Whenever we ask for software tools beyond compilers thay ask "Huh? Why
do you need that?"  They appear to think that labor is free, but
software tools are too expensive to tolerate.  We even have trouble
getting funding for debuggers other than the ones that come with
compilers, such as totalview.

We have a long history of love/hate relationships with preprocessors.
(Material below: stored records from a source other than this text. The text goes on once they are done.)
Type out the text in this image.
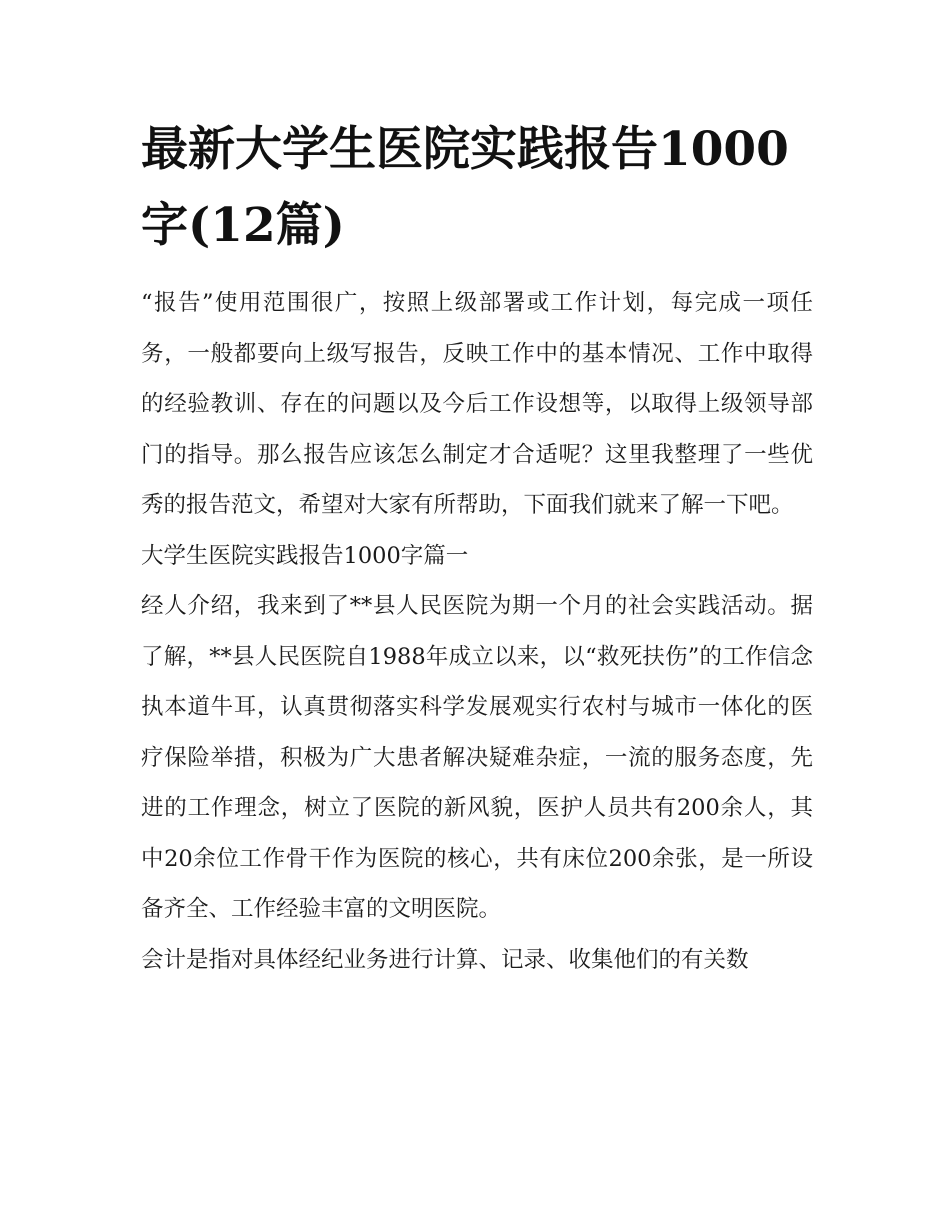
最新大学生医院实践报告1000字(12篇)

“报告”使用范围很广，按照上级部署或工作计划，每完成一项任务，一般都要向上级写报告，反映工作中的基本情况、工作中取得的经验教训、存在的问题以及今后工作设想等，以取得上级领导部门的指导。那么报告应该怎么制定才合适呢？这里我整理了一些优秀的报告范文，希望对大家有所帮助，下面我们就来了解一下吧。

大学生医院实践报告1000字篇一

经人介绍，我来到了**县人民医院为期一个月的社会实践活动。据了解，**县人民医院自1988年成立以来，以“救死扶伤”的工作信念执本道牛耳，认真贯彻落实科学发展观实行农村与城市一体化的医疗保险举措，积极为广大患者解决疑难杂症，一流的服务态度，先进的工作理念，树立了医院的新风貌，医护人员共有200余人，其中20余位工作骨干作为医院的核心，共有床位200余张，是一所设备齐全、工作经验丰富的文明医院。

会计是指对具体经纪业务进行计算、记录、收集他们的有关数
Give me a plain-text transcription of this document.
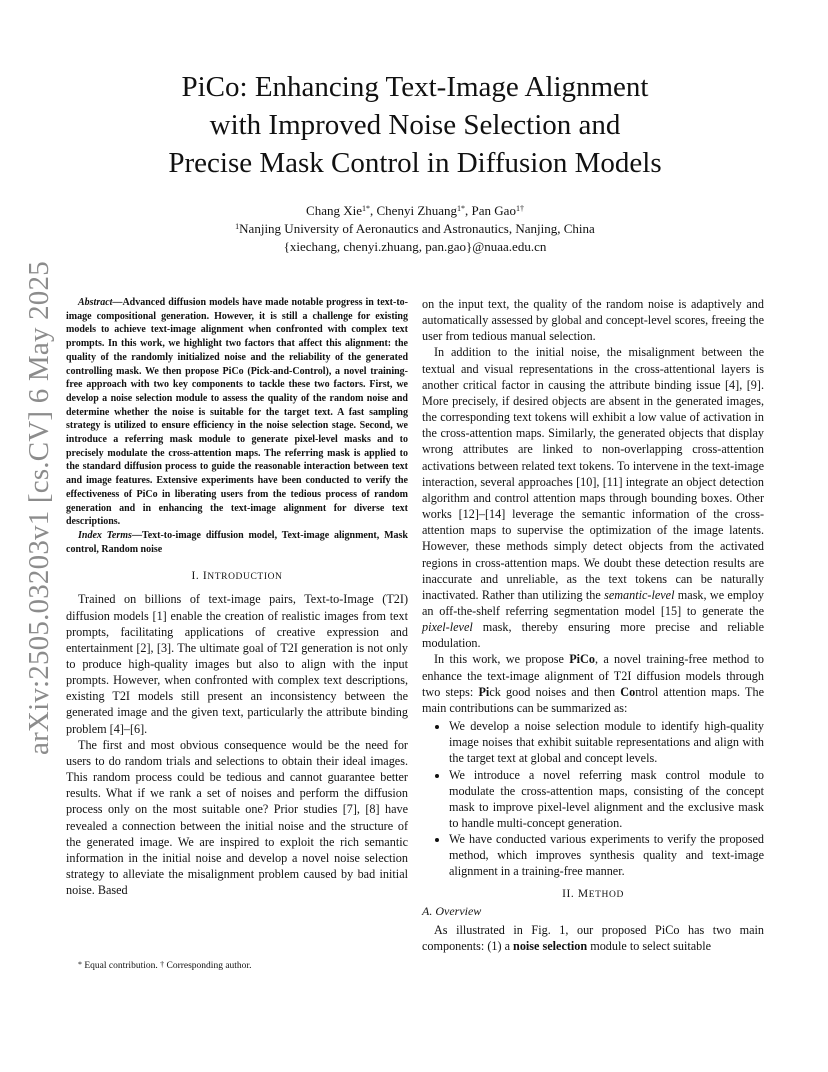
arXiv:2505.03203v1 [cs.CV] 6 May 2025
PiCo: Enhancing Text-Image Alignment
with Improved Noise Selection and
Precise Mask Control in Diffusion Models
Chang Xie$^{1*}$, Chenyi Zhuang$^{1*}$, Pan Gao$^{1\dagger}$
$^1$Nanjing University of Aeronautics and Astronautics, Nanjing, China
{xiechang, chenyi.zhuang, pan.gao}@nuaa.edu.cn

Abstract—Advanced diffusion models have made notable progress in text-to-image compositional generation. However, it is still a challenge for existing models to achieve text-image alignment when confronted with complex text prompts. In this work, we highlight two factors that affect this alignment: the quality of the randomly initialized noise and the reliability of the generated controlling mask. We then propose PiCo (Pick-and-Control), a novel training-free approach with two key components to tackle these two factors. First, we develop a noise selection module to assess the quality of the random noise and determine whether the noise is suitable for the target text. A fast sampling strategy is utilized to ensure efficiency in the noise selection stage. Second, we introduce a referring mask module to generate pixel-level masks and to precisely modulate the cross-attention maps. The referring mask is applied to the standard diffusion process to guide the reasonable interaction between text and image features. Extensive experiments have been conducted to verify the effectiveness of PiCo in liberating users from the tedious process of random generation and in enhancing the text-image alignment for diverse text descriptions.

Index Terms—Text-to-image diffusion model, Text-image alignment, Mask control, Random noise

I. INTRODUCTION

Trained on billions of text-image pairs, Text-to-Image (T2I) diffusion models [1] enable the creation of realistic images from text prompts, facilitating applications of creative expression and entertainment [2], [3]. The ultimate goal of T2I generation is not only to produce high-quality images but also to align with the input prompts. However, when confronted with complex text descriptions, existing T2I models still present an inconsistency between the generated image and the given text, particularly the attribute binding problem [4]–[6].

The first and most obvious consequence would be the need for users to do random trials and selections to obtain their ideal images. This random process could be tedious and cannot guarantee better results. What if we rank a set of noises and perform the diffusion process only on the most suitable one? Prior studies [7], [8] have revealed a connection between the initial noise and the structure of the generated image. We are inspired to exploit the rich semantic information in the initial noise and develop a novel noise selection strategy to alleviate the misalignment problem caused by bad initial noise. Based

on the input text, the quality of the random noise is adaptively and automatically assessed by global and concept-level scores, freeing the user from tedious manual selection.

In addition to the initial noise, the misalignment between the textual and visual representations in the cross-attentional layers is another critical factor in causing the attribute binding issue [4], [9]. More precisely, if desired objects are absent in the generated images, the corresponding text tokens will exhibit a low value of activation in the cross-attention maps. Similarly, the generated objects that display wrong attributes are linked to non-overlapping cross-attention activations between related text tokens. To intervene in the text-image interaction, several approaches [10], [11] integrate an object detection algorithm and control attention maps through bounding boxes. Other works [12]–[14] leverage the semantic information of the cross-attention maps to supervise the optimization of the image latents. However, these methods simply detect objects from the activated regions in cross-attention maps. We doubt these detection results are inaccurate and unreliable, as the text tokens can be naturally inactivated. Rather than utilizing the semantic-level mask, we employ an off-the-shelf referring segmentation model [15] to generate the pixel-level mask, thereby ensuring more precise and reliable modulation.

In this work, we propose PiCo, a novel training-free method to enhance the text-image alignment of T2I diffusion models through two steps: Pick good noises and then Control attention maps. The main contributions can be summarized as:

• We develop a noise selection module to identify high-quality image noises that exhibit suitable representations and align with the target text at global and concept levels.
• We introduce a novel referring mask control module to modulate the cross-attention maps, consisting of the concept mask to improve pixel-level alignment and the exclusive mask to handle multi-concept generation.
• We have conducted various experiments to verify the proposed method, which improves synthesis quality and text-image alignment in a training-free manner.
II. METHOD
A. Overview

As illustrated in Fig. 1, our proposed PiCo has two main components: (1) a noise selection module to select suitable

* Equal contribution. † Corresponding author.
It's not obvious they pay off.  We've developed and used some.  We've
bought some.  It's particularly frustrating that after buying an
apparently useful tool, and discovering bugs in it after a year or two,
the company is out of business.

> /Stan
> 
> -----Original Message-----
> From: j3-bounces at mailman.j3-fortran.org [mailto:j3-bounces at mailman.j3-fortran.org] On Behalf Of Van Snyder
> Sent: Wednesday, July 06, 2016 8:37 PM
> To: j3 at mailman.j3-fortran.org
> Subject: Re: (j3.2006) (SC22WG5.5755) RE: Units of measure
> 
> On Wed, 2016-07-06 at 16:35 +0000, Lionel, Steve wrote:
> > I didn't like the particular proposal, that it felt "too F77-like" and 
> > I didn't think it would solve the stated problem, but I don't remember 
> > details.
> 
> In 2004, there were two who didn't like the proposal, eight who liked it, and three who loved it.  Nobody said then why they didn't like it, and other than the vague "too F77 like" nobody has yet offered a reason for not liking it.  It's difficult to revise a proposal to answer objections that nobody will reveal.  That was supposed to be the purpose of N2112, but it's quite vague also.
> 
> Even though the sentiment was 11-2 favorable, somehow it got assessed to be as big a project as coarrays, even though essentially no code generation is involved, and what little is required is trivial.  It could be done by the front end, by the equivalent of inlining trivial one-line functions, long before the real code generator gets involved.
> 
> I'm curious what's "F77 like" about an attribute for a real variable.
> 
> It was designed explicitly to solve the stated problem, so I'm curious to know why it wouldn't.
> 
> The TS proposal, with all its details, is online.  It contains 14 pages of editorial changes.  The TS on ADDITIONAL features for coarrays contained 23 pages of editorial changes.  The TS on ADDITIONAL features for C interoperability contained 21 pages of editorial changes.
> 
> If your organization had lost $300 million due to a trivial software mistake that the programming language and its runtime could have caught or corrected automatically, would you roll over and play dead?  If you wasted two work weeks per year chasing problems that the programming language and its runtime could have caught or corrected automatically, would you roll over and play dead?